If you want to know how the filter reacts to a sudden change in the input, you should compute the step response.

To plot the step response for each filter, we first need to obtain the transfer function for each filter. Once we have the transfer function, we can use it to compute the step response.

Assuming we have the transfer functions for the two filters, we can plot the step response in Python using the following code:

import numpy as np
import matplotlib.pyplot as plt
from scipy.signal import lfilter

# Define the transfer function for filter 1
b1 = np.array([1, 0.5, 0.1])
a1 = np.array([1, -0.9, 0.2])
# Define the transfer function for filter 2
b2 = np.array([1, -0.8, 0.2])
a2 = np.array([1, -0.5, 0.1])

# Compute the step response for filter 1
zi = lfilter_zi(b1, a1)
y1, _ = lfilter(b1, a1, np.ones(100), zi=zi)
# Compute the step response for filter 2
zi = lfilter_zi(b2, a2)
y2, _ = lfilter(b2, a2, np.ones(100), zi=zi)

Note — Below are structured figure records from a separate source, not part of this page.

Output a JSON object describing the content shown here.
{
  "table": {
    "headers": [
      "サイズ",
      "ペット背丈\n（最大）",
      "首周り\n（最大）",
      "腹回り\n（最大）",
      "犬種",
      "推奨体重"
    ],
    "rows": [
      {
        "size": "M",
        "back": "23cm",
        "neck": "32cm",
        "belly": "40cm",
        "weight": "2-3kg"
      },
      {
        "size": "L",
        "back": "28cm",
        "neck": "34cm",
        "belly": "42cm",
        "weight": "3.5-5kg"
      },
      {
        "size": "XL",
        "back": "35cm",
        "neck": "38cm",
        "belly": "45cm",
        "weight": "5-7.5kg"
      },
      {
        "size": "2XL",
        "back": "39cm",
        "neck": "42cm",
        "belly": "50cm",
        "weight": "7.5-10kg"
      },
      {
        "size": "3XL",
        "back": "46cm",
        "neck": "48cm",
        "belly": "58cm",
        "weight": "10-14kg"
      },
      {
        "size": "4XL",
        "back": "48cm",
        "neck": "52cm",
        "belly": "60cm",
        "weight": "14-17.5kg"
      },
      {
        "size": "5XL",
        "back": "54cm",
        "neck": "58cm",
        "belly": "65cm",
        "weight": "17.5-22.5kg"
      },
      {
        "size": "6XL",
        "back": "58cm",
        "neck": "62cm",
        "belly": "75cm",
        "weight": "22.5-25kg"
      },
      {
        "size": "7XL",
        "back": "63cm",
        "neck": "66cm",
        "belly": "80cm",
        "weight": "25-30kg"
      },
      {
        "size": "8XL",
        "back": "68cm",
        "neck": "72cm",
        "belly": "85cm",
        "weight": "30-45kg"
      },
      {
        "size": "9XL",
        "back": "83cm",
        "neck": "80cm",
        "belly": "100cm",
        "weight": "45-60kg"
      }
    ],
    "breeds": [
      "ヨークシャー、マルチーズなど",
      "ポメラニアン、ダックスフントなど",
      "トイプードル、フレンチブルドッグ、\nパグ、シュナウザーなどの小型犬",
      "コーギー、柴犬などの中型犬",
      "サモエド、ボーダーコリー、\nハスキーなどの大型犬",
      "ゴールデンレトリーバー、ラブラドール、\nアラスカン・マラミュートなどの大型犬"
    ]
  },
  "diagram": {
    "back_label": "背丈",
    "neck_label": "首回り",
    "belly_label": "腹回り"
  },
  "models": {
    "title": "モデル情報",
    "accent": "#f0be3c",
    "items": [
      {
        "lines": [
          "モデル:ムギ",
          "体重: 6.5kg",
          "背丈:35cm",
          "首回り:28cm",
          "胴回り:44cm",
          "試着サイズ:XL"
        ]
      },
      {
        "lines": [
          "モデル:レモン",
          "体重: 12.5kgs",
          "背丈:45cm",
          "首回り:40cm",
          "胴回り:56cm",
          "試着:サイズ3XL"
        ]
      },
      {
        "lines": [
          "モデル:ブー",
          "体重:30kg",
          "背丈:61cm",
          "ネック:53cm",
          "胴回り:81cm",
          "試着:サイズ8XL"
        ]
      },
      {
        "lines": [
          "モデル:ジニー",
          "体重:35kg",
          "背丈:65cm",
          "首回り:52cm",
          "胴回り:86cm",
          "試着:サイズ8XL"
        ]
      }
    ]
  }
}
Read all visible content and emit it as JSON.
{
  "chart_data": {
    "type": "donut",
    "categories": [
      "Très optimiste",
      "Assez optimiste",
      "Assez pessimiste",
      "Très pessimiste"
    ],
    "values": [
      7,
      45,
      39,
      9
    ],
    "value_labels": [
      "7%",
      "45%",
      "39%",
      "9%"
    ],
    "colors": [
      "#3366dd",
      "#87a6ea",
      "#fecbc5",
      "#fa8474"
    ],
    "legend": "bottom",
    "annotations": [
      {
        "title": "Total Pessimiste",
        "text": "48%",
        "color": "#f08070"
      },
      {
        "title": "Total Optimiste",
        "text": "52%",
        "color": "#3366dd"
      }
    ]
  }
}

# Plot the step response for filter 1
plt.figure()
plt.plot(y1[:100], 'b')
plt.title('Step Response for Filter 1')
plt.xlabel('Sample')
plt.ylabel('Output')
plt.grid(True)

# Plot the step response for filter 2
plt.figure()
plt.plot(y2[:100], 'r')
plt.title('Step Response for Filter 2')
plt.xlabel('Sample')
plt.ylabel('Output')
plt.grid(True)

plt.show()

Note that we use the `lfilter()` function from the `scipy.signal` library to compute the step response. We also use the `lfilter_zi()` function to obtain the initial conditions for the filter.

The resulting plots should show the step response for each filter, which indicates how the filter responds to a sudden change in the input signal.